Lackluster trade continued in afternoon deals. However, markets managed to trim most of their losses in dying hours of trade as fag-end buying emerged in HDFC, M&M, Infosys, Kotak Bank, and Bajaj Finserv. Some support also came in with NITI Aayog CEO Amitabh Kant’s statement that Indian economy growing at 9.2%, among fastest-growing large economies. But, benchmark indices failed to gain its green terrain and ended below neutral lines, as anxiety still persist over Russia- Ukraine geopolitical concern which sent oil prices to seven-year high. Meanwhile, the United States and its European allies are poised to announce harsh new sanctions against Russia after Putin formally recognised the breakaway regions in eastern Ukraine, escalating a security crisis on the continent.
Nifty futures opened at 16899.70 points against the previous close of 17205.20 and opened at a low of 16851.00 points. Nifty Future closed with an average movement of 294.00 points and a decline of around 144.20 points and 17061.00 points...!!
On the NSE, the midcap 100 index will decline 1.02% and smallcap 100 index is closing decline 2.05%. Speaking of various sectoral indices, Media, Realty, PSU Bank and Metal stocks saw heavy selling on the NSE, while all other sectoral indices also closed lower.
At the start of intra-day trading, February gold opened at Rs.50447, fell from a high of Rs.50687 points to a low of Rs.50057 with a rise of 84 points, a trend of around Rs.50162 and March Silver opened at Rs.63959, fell from a high of Rs.64744 points to a low of Rs.63870, with a rise of 402 points, a trend of around Rs.63993.
Meanwhile, India Ratings and Research in its latest report has said that facing intense competition from banks, gold loan Non-Banking Financial Companies (NBFCs) are likely to adopt aggressive strategies to maintain and expand their gold loan franchise.

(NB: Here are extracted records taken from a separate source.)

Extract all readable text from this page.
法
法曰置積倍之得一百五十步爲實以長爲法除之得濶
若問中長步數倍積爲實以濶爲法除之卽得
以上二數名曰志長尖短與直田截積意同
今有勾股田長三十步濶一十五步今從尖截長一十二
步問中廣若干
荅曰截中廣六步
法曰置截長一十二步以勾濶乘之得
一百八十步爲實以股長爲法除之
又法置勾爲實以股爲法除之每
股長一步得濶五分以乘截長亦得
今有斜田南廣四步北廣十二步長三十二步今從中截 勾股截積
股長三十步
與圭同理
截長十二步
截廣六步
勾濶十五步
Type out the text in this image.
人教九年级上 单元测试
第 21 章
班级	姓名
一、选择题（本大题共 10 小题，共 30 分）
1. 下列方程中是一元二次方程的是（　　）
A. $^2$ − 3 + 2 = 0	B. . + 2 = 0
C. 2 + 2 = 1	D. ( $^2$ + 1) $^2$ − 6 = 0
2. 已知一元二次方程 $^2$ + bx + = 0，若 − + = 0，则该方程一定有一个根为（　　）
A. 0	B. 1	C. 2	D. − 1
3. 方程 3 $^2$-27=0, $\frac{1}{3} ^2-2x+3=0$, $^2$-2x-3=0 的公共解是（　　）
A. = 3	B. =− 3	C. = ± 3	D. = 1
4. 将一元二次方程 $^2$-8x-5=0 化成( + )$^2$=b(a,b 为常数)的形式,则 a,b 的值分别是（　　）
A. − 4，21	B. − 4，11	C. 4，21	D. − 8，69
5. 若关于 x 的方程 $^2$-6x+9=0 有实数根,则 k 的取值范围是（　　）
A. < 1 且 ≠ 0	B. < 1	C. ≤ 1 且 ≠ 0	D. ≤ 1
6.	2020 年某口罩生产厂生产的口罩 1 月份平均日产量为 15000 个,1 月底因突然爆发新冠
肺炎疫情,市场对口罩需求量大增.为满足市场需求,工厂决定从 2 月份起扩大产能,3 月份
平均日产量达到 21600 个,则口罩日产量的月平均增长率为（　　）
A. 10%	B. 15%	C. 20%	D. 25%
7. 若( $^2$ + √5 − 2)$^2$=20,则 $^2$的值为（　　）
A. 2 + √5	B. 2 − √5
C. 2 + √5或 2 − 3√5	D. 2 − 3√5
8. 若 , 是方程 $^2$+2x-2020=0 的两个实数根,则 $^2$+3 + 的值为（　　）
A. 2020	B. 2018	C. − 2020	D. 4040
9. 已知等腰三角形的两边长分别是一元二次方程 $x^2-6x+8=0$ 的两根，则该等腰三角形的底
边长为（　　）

It mentioned many banks, both private and public, have become fairly active in the gold loan space, enticed by high yield and liquid security. For example, gold loan portfolio across banks has jumped by more than 89 per cent year-on-year to Rs 60,700 crore in FY21 and Rs 70,900 crore in the first nine months of FY22.
Further, it said the gold loan auctions by NBFCs rose in April-December period of FY22, perhaps the highest since FY14 when gold saw larger volatility in its prices. NBFCs offering gold loans faced higher auction pressures in the first nine months of FY22, largely due to the COVID-19 impact on borrowers' cash flows and gold price correcting by around 10 per cent during mid-June to September 30, 2021.
Technically, the important key resistances are placed in Nifty future are at 17170 levels, which could offer for the market on the higher side. Sustainability above this zone would signal opens the door for a directional up move with immediate resistances seen at 17230 – 17303 levels. Immediate support is placed at 17007 – 16930 levels.